Philippine basketball has lost the great Avelino “Samboy” Lim Jr.
A legend at the Philippine Basketball Association (PBA), Lim died on Dec. 23 at 61, surrounded by loved ones. On Nov. 28, 2014, he fell into a coma following a cardiac arrest during an exhibition game with friends and former PBA colleagues at Ynares Sports Arena in Pasig City. He emerged from the coma after nearly two months in intensive care, and spent the rest of his life mostly confined to a bed and a wheelchair.
The 5’11” Lim made an indelible mark in the PBA for his “hang time” and aerial acrobatics that earned him the moniker “Skywalker.” Before he was chosen third overall pick in the 1986 PBA Draft, he was instrumental in helping Colegio de San Juan de Letran win three straight National Collegiate Athletic Association Championship titles from 1982 to 1984, in which he also won the Most Valuable Player plum.
He played shooting guard and occasional small forward, suiting up for the San Miguel Beermen from 1986 to 1997 and helping the team win nine championships, including the rare grand slam—Open Conference, All-Filipino Conference, and Reinforced Conference—in 1989.
He was selected to play for the PBA All-Star five times (in 1989, 1990, 1992, 1993 and 1996) and won the All-Star MVP trophy in 1990 after scoring 42 points for Team Veteran.
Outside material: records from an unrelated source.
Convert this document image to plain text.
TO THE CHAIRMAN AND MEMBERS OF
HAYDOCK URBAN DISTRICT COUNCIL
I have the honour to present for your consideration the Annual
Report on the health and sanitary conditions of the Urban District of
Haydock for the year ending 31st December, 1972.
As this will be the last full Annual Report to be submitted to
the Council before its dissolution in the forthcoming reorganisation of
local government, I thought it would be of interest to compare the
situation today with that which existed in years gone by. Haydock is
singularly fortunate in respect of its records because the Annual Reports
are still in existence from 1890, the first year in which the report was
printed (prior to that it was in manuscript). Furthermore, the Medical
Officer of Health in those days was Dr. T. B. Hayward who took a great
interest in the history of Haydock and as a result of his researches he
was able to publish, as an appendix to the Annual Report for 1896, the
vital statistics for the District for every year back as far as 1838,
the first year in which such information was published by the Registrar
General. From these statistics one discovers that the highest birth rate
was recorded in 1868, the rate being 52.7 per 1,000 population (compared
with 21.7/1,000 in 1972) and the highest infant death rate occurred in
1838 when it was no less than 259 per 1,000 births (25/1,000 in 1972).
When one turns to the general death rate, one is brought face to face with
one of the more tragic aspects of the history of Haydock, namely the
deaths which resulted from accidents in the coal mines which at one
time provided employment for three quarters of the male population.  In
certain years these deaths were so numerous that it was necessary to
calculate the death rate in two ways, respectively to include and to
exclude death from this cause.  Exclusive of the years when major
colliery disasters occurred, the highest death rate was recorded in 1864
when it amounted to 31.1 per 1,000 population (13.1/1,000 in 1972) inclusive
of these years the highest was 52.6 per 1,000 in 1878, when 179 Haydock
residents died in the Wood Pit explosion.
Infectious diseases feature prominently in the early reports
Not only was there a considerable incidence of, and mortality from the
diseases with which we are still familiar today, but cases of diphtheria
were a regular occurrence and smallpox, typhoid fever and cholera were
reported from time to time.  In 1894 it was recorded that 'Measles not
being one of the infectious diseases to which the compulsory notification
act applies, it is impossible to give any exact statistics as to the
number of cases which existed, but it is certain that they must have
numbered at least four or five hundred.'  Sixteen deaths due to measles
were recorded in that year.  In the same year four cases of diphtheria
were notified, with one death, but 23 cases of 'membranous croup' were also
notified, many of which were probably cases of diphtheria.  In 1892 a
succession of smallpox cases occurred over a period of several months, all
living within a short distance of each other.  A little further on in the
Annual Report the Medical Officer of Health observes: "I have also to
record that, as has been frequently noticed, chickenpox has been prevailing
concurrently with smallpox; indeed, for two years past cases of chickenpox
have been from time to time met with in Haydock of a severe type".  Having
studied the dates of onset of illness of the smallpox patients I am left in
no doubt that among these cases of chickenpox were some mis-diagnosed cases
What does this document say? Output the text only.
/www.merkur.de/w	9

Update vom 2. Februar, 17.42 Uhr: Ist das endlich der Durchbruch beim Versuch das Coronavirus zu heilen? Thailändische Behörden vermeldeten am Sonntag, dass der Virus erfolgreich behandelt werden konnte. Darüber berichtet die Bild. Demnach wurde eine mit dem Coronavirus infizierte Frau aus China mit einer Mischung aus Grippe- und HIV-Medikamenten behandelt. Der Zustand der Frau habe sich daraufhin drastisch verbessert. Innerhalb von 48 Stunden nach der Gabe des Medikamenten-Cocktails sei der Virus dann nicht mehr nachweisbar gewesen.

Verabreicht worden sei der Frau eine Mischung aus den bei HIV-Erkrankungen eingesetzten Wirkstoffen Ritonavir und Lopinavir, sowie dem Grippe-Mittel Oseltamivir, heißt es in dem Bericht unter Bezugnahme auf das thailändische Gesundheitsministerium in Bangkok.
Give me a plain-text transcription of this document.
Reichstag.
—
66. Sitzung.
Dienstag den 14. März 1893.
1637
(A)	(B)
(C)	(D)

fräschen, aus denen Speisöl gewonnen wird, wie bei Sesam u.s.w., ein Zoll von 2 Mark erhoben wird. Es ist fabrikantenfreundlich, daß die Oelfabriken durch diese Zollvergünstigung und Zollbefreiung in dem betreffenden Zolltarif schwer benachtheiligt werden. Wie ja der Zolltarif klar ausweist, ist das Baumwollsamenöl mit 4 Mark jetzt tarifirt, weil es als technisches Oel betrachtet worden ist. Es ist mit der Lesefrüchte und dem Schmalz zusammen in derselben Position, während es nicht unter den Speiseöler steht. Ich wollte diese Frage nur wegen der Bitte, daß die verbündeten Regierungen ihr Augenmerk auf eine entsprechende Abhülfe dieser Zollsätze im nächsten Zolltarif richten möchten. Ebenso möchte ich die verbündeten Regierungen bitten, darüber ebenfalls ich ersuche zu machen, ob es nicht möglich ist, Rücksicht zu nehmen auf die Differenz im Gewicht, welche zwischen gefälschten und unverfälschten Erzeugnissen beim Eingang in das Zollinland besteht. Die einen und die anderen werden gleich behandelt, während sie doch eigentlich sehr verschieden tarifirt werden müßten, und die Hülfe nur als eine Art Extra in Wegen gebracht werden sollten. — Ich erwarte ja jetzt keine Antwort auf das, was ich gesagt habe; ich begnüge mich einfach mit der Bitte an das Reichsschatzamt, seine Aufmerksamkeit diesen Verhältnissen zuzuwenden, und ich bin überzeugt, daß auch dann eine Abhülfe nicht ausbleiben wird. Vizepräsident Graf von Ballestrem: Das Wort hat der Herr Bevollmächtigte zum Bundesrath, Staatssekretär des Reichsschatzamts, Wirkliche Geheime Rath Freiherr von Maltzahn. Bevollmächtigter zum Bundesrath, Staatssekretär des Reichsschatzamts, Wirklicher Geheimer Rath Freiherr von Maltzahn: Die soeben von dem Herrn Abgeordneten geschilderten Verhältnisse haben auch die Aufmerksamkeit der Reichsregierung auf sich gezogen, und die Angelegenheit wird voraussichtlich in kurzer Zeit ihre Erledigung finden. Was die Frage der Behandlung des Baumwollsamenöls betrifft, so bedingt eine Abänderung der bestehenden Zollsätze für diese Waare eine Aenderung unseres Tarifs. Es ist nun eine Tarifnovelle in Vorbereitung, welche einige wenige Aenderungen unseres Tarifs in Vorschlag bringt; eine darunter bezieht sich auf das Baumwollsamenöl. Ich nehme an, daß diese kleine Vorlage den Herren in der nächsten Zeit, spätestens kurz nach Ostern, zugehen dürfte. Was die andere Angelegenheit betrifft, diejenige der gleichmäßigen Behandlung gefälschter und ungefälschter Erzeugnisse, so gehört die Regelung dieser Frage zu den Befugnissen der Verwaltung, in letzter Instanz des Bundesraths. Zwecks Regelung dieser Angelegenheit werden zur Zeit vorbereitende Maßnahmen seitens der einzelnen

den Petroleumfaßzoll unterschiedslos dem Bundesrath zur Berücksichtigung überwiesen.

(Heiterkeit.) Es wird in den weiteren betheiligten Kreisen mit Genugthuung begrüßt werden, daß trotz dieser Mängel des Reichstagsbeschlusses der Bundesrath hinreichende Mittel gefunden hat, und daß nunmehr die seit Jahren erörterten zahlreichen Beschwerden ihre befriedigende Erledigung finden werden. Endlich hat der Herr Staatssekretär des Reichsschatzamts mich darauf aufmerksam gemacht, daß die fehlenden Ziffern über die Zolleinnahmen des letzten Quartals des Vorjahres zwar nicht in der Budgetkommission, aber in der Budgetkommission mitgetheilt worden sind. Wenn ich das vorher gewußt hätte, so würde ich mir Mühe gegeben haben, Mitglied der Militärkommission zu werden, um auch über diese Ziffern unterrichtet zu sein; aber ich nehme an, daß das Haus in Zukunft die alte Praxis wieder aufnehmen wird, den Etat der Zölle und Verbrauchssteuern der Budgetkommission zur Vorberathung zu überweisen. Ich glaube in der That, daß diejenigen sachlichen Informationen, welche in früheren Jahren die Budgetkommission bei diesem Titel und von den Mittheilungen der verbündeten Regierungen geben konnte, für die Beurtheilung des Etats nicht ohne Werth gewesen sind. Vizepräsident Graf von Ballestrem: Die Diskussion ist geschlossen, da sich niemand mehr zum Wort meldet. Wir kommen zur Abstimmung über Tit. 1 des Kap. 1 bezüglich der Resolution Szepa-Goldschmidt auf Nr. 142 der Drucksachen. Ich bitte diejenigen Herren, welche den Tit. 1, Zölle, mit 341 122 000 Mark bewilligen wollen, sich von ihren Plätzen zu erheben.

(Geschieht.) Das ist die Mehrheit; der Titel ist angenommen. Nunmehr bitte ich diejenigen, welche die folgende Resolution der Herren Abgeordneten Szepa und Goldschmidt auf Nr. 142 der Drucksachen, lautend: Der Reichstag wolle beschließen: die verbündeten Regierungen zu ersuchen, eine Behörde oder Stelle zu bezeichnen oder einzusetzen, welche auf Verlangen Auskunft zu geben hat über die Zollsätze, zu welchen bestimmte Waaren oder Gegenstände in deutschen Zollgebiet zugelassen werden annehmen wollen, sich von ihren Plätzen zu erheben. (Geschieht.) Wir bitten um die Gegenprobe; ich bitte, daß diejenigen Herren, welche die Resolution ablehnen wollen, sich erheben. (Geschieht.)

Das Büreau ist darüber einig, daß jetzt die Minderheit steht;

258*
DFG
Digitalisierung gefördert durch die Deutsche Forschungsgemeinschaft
Lim retired from the pro league in 1997, after a brief stint with Welcoat House Paint of the Philippine Basketball League. With his No. 9 jersey retired by the San Miguel Beermen, he was named among the PBA’s 25 Greatest Players when the league celebrated its 25th anniversary in 2000.
In 2009, he was inducted into the PBA Hall of Fame. In 2015, he was included in the PBA’s 40 Greatest Players.
Lim would also make a mark in international competitions. Back in 1984, while playing for the Philippine flag, he and his Northern Cement team won the gold in the Asian Basketball Club Championship of the Asian Basketball Confederation (now the FIBA Asia Champions Cup) in Ipoh, Malaysia.
The following year, in 1985, he helped Team Philippines win the gold in the FIBA Asia Championship where he was voted among the All-Star Team together with fellow Filipino Allan Caidic, who won the MVP award.
Lim was also in the roster that won the bronze in the 1986 Asian Games in Seoul, and the silver in the 1990 Asian Games in Beijing.
He would likewise help Team Philippines win the gold in the 1983 and 1985 Southeast Asian Games held in Singapore and Bangkok, respectively.
Elusive MVP award
With all these achievements and awards under Lim’s belt, there was one that eluded him: the PBA MVP trophy.
There’s one reason for this and it all boiled down to his style of play. His offense was predicated on creativity, usually when he was high in the air. It didn’t matter how many defenders he had to deal with or how he would land on the hardcourt, as long as the ball in his hand sailed unobstructed into the ring.
Thus, he never completed a season with the San Miguel Beermen without an injury, mainly in the shoulders and legs. The most horrific would be during the 1989 televised game against Purefoods at the Ultra (now PhilSports Arena) in Pasig. Lim was going for a layup when he was clotheslined by Jojo Lastimosa who was trying to swipe the ball but instead hit Lim on the head. The strike to Lim’s head was so hard that he spun midair and crashed face first on the wooden floor. Concussed and bloodied, he had to be rushed to hospital to close a deep cut near his left forehead.
Lim’s do-or-die game style earned him many fans, who refer to him as the “real MVP.” Even the Italians would never forget him: He almost single-handedly defeated the famed Banco di Roma in the 1985 World Basketball Club Championship in Gerona, Spain.
In what would be his greatest international performance, he scored 37 points for the San Miguel Beer/Philippines and stunned the top Italian club, 98-79. During breaks he was seen breathing through an oxygen mask to fight off an asthma attack and extreme exhaustion.
That was Samboy Lim to his fans and countrymen. Will the Philippines’ pro basketball league ever see another like him?